𝟑𝟓. 𝐋𝐚 𝐦𝐚𝐥é𝐝𝐢𝐜𝐭𝐢𝐨𝐧 𝐝𝐞 𝐁𝐞𝐥𝐥𝐞

𝓛é𝓪𝓱

Lorsque nous arrivons sur les lieux, je ne suis pas vraiment étonnée de voir cette énorme salle pleine à craquer, où les lasers et autres faisceaux de lumières aveuglantes traversent l'espace au rythme d'une musique entraînante. Je manque de souffle à peine avons-nous franchi les portes. Il fait si chaud que je sens la sueur perler à la racine de mes cheveux. Une foule impressionnante se déhanche sur la piste ; elle me fait l'effet d'un raz de marée qui menace de m'engloutir à tout moment. C'est... effrayant. Le bon côté, c'est qu'il sera quasi impossible à Oriane de mener à bien son projet. Voilà la seule chose capable de m'apporter un peu de réconfort. Je balaie rapidement cet élan de culpabilité qui m'envahit puisque je me retrouve confrontée à un autre problème : cette proximité trop soudaine et déroutante que je vais devoir supporter avec tous ces inconnus.

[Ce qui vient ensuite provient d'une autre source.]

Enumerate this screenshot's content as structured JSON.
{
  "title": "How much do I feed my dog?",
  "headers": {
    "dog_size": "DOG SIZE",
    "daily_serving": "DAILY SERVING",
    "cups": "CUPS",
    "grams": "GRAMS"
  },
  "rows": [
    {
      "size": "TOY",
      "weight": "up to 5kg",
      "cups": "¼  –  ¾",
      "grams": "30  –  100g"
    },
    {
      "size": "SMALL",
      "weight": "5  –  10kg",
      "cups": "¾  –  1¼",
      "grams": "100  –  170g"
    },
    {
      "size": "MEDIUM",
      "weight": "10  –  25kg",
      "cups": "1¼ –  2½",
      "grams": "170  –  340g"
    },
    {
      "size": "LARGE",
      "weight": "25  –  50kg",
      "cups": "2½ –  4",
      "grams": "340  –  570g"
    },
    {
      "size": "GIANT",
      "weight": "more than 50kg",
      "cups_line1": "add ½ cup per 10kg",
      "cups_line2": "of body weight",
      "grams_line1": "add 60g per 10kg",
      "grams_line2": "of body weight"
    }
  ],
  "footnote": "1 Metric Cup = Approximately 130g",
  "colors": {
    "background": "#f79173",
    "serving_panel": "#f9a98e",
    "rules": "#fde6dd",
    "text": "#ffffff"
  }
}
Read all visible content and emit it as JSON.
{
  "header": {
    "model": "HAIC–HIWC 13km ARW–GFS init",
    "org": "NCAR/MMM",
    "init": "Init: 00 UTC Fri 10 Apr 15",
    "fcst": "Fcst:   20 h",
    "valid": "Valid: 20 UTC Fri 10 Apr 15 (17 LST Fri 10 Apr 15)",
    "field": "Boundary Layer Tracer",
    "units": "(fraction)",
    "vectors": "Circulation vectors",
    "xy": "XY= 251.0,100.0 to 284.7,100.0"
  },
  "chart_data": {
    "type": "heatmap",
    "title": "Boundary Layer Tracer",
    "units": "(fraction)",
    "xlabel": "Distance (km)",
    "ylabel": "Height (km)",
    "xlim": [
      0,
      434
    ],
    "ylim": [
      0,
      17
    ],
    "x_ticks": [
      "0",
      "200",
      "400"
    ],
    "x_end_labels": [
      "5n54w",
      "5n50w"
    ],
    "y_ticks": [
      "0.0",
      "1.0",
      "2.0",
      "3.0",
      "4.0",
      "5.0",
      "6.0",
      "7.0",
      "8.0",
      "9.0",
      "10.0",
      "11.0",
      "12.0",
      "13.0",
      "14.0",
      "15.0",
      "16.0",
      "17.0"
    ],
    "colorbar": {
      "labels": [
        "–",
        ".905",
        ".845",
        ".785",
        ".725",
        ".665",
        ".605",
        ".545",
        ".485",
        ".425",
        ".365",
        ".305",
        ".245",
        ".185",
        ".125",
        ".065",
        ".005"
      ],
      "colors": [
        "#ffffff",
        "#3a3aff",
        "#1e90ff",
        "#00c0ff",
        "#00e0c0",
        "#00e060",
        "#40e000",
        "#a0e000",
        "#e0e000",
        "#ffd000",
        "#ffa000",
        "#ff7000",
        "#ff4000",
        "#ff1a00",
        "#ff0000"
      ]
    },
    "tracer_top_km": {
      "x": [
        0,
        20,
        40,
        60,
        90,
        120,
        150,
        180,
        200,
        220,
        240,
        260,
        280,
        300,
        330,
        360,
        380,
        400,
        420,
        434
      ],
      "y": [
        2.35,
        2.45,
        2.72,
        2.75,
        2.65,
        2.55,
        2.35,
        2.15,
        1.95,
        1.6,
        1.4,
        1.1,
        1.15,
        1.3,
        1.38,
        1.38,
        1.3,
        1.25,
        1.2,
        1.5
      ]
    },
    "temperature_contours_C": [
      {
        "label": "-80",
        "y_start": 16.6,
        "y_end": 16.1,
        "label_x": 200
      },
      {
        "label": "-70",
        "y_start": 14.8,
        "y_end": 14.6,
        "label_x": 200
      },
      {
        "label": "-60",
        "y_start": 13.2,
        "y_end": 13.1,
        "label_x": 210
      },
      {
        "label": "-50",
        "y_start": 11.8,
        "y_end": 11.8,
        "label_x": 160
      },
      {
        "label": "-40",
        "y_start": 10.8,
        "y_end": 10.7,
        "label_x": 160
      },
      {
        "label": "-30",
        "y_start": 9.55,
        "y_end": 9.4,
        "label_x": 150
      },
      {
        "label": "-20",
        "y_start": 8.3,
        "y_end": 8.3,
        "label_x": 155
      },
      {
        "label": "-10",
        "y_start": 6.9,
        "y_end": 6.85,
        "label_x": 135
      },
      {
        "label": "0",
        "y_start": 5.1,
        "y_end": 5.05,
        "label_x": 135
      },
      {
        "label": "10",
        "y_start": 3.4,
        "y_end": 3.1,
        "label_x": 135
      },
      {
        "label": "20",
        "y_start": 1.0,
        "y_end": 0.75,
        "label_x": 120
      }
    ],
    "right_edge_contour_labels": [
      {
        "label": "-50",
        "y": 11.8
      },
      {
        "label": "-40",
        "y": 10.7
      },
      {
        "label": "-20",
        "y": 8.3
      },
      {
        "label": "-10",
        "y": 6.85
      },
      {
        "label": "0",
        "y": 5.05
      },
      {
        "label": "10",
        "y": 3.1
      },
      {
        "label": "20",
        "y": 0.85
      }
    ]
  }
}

Je regarde autour de moi et découvre le décor du XL : des murs recouverts de miroirs, des canapés en cuir, des tables basses en verre, des écrans géants et des fumigènes... Tout est parfaitement coordonné pour créer une atmosphère festive et branchée. Mais malgré tous les efforts mis en œuvre, je me sens oppressée ; en décalage avec le reste du monde. La musique est trop forte, répétitive, agressive. Les personnes que je croise semblent trop sûres d'elles, galvanisées par l'alcool et les stroboscopes qui n'en finissent plus de donner à l'endroit une allure de fin du monde. Et puis, cette odeur acide, entêtante, qui sature mes poumons et me donne le tournis n'arrange en rien mon état général.

— Bordel, mais qu'est-ce que je fous dans cet enfer ? me murmuré-je à moi-même.

— Viens, on a une table réservée dans le fond !

Oriane m'attrape par le bras, comme elle en prend d'ailleurs la mauvaise habitude, puis me traîne à sa suite à travers toute la salle. Rien ne semble ternir son enthousiasme, pas même le boulet accroché à sa cheville qu'elle va devoir se farcir toute la soirée – moi, j'entends. C'est une bonne chose, je crois. Si au moins une de nous s'amuse, c'est toujours ça de gagner !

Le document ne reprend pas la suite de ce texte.